La prima cosa che colpisce è la facilità con cui questi cinque sventatelli si intrufolano nelle case di vetro, che costellano le colline di Hollywood. Porte e finestre aperte come se all'interno non ci fosse nulla da rubare, come se le ville facessero parte di un ameno villaggio di campagna dove tutti si conoscono e nessuno teme intrusioni estranee.

 

Fiducia? Sembrerebbe più che altro disinteresse, menefreghismo, mancanza di senso della realtà. E di realtà in questo film vorrebbe essercene molta: l'occhio di Sofia Coppola sul mondo adolescenziale sceglie ancora una volta di essere descrittivo, non-giudicante, quasi empatico. Al di là delle difficoltà oggettive a empatizzare con adolescenti viziati e completamente privi di un autentico spirito ribelle (cosa c'è di ribelle nel voler diventare Paris Hilton?), mi domando quale sia lo scopo di rappresentare una realtà fatta di immense cabine armadio zeppe di vestiti firmati e scarpe paillettate.

 

 

In un'intervista Sofia Coppola dichiara: “Credo che il film sia una combinazione di glamour e di spirito critico e che, alla fine, sarà materia di riflessione per il pubblico”.
Glamour è glamour, nessuno lo può negare. L'affastellamento di immagini di lusso e sperpero è molto glamour. Ma tutto questo glamour o affascina o nausea, difficilmente fa riflettere. Dov'è lo spirito critico? Nei venti minuti conclusivi dedicati alla cattura e alla condanna della teen gang?
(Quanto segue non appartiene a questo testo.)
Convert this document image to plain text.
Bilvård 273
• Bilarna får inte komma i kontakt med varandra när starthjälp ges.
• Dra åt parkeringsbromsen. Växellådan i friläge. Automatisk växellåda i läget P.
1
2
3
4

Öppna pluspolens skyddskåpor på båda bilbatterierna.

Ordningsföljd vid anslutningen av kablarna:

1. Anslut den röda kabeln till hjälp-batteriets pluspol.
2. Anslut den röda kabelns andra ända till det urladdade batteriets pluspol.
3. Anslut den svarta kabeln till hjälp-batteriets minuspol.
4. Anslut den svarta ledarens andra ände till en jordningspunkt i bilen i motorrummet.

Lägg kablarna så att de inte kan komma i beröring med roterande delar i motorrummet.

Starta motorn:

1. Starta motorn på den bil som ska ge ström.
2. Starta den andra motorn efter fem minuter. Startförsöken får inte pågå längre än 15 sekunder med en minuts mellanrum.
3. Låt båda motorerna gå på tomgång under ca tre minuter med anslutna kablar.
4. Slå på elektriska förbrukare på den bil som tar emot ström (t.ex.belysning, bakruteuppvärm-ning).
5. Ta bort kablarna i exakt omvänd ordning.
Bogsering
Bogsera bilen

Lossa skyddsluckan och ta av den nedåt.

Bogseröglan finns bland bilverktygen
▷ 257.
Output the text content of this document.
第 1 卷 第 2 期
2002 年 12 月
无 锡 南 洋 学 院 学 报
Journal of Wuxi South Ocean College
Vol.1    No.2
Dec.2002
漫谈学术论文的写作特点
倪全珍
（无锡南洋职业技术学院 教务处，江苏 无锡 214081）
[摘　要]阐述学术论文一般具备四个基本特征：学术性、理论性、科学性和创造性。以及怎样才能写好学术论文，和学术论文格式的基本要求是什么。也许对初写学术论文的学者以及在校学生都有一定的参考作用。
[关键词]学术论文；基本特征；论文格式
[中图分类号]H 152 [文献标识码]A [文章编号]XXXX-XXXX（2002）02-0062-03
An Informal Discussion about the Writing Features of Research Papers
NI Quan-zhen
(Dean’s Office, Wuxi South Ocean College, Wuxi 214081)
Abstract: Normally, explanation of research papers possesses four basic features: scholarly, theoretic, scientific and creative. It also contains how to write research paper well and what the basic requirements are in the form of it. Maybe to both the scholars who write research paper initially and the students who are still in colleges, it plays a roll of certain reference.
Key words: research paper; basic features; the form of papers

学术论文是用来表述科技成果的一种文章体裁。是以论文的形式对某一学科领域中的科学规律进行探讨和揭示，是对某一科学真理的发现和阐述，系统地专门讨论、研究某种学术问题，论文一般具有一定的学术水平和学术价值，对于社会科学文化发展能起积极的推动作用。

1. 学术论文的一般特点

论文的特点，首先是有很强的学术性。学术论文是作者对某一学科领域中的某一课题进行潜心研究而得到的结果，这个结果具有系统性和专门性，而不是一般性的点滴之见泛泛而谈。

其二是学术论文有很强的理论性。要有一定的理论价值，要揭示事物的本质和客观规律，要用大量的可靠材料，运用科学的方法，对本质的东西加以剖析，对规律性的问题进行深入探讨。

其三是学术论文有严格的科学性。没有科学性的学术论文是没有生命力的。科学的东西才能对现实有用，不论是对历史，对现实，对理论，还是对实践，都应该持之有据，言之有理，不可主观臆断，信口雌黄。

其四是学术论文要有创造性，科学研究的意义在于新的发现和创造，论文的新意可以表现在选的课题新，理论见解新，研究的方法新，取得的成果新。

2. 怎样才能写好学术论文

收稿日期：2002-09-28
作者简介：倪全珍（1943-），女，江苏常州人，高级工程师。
Nel finale che, come in un classico film horror, ci lascia intendere che l'orrore non sia finito? Non tutto deve essere un monito.

 

 

Il film della Coppola è, come sempre, di buon gusto, minimale, ha ritmo, è formalmente ineccepibile, ma non venga spacciato per un esempio di criticità. La critica è altrove, qui c'è un'estetica studiata per galvanizzare adolescenti che accorreranno a frotte per vedere un film che, in fondo, non contiene meno “oh my god” di un reality show di MTV. In quel caso la totale mancanza di profondità non vuole rappresentare proprio nulla, in questo caso probabilmente, come in altri film della Coppola, vuole farsi metafora del vuoto della società Hollywoodiana.

 

Ok, però il giochetto di rappresentare il vuoto con il vuoto ha un po’ stancato e inizia a sorgere il dubbio che i registi che, come la Coppola, possono permetterselo, abbiano trovato in ciò un escamotage per dare al grande pubblico la leggerezza che cerca e ai critici e agli spettatori più esigenti quel tocco di impegno richiesto all’autorialità. Ma il tocco critico di Sofia, figlia di Hollywood, ha l’elegante inconsistenza di chi indossa guanti di seta.